- Theatrical release poster
- Directed by: Adolfo Alix Jr.
- Written by: Jerry Grácio
- Starring: Ronaldo Valdez; Gina Pareño; Jaclyn Jose; Janice de Belen; Lotlot de Leon; Ara Mina;
- Cinematography: TM Malones
- Production companies: Banana Entertainment, C-Frame Production
- Release dates: April 16, 2026 (MIFF); September 9, 2026;
- Country: Philippines
- Language: Filipino

= Poon (film) =

The Hallowed (Poon) is a horror drama film directed by Adolfo Alix Jr. Written by Jerry Grácio, it centers on the horror that ensues on a family as they resolve issues surrounding them.

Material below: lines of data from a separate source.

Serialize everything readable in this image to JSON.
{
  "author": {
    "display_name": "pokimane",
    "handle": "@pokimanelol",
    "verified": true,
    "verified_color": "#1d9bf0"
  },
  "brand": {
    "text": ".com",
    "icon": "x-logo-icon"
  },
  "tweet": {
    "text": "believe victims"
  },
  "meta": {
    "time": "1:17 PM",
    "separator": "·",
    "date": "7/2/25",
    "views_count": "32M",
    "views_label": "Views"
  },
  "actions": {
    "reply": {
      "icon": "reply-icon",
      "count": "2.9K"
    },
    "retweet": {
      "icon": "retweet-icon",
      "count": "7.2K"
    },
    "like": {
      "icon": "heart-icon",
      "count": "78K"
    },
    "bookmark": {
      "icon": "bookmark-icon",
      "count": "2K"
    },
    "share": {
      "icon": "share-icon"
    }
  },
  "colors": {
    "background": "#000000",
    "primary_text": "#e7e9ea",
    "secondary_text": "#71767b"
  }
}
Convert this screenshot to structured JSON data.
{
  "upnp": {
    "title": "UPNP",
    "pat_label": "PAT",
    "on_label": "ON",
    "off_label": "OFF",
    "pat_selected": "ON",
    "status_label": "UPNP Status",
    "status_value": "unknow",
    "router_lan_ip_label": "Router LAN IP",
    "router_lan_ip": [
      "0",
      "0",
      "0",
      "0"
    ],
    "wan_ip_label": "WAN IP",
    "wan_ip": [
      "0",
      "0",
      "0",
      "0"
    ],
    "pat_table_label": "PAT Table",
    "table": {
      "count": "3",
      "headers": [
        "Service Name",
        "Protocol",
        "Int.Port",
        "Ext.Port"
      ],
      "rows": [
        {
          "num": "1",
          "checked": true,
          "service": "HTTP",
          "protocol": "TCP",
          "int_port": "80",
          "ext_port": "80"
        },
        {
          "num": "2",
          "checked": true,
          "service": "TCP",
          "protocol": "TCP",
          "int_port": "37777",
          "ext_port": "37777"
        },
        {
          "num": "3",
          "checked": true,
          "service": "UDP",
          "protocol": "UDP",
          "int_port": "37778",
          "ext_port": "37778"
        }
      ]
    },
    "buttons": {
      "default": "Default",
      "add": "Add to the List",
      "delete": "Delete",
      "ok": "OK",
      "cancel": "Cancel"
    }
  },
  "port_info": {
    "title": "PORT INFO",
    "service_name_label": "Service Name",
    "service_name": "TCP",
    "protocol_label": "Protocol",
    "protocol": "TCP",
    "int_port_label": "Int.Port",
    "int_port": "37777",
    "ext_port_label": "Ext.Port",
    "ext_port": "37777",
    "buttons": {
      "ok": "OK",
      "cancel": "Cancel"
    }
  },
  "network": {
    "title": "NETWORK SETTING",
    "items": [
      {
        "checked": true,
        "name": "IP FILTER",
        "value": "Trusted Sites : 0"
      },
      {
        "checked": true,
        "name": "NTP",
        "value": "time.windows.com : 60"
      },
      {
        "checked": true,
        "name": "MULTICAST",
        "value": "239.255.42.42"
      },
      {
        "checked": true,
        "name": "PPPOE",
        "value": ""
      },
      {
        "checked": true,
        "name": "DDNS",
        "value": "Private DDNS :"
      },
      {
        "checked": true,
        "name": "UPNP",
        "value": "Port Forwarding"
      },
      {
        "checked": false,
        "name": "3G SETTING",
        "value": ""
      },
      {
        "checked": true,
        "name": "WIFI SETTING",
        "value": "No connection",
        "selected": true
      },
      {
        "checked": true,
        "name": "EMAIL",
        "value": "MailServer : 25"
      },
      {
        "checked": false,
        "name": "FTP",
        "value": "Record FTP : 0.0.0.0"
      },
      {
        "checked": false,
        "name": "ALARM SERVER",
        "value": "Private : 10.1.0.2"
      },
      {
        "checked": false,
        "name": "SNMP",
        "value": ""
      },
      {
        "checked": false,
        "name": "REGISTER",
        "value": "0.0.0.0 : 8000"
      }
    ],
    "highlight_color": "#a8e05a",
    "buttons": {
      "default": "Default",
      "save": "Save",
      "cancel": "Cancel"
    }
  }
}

The film stars an ensemble cast led by Ronaldo Valdez (in his final film role), Gina Pareño, Jaclyn Jose (also in her final film role), Janice de Belen, Lotlot de Leon, and Ara Mina.

== Premise ==
Supernatural occurrences and drama unfold at the Mentirosos household as they resolve issues surrounding the family.

== Development ==
Poon was first announced in 2023. Following the sudden death of Jaclyn Jose in 2024, her sister Veronica Jones assumed the role of a fake Shemp to finish Jose's unfinished scenes.

== Release ==
The film had its world premiere at the 48th Moscow International Film Festival, alongside Alix Jr.'s other film Pila, on April 16–23, 2026. Its domestic release was on September 9.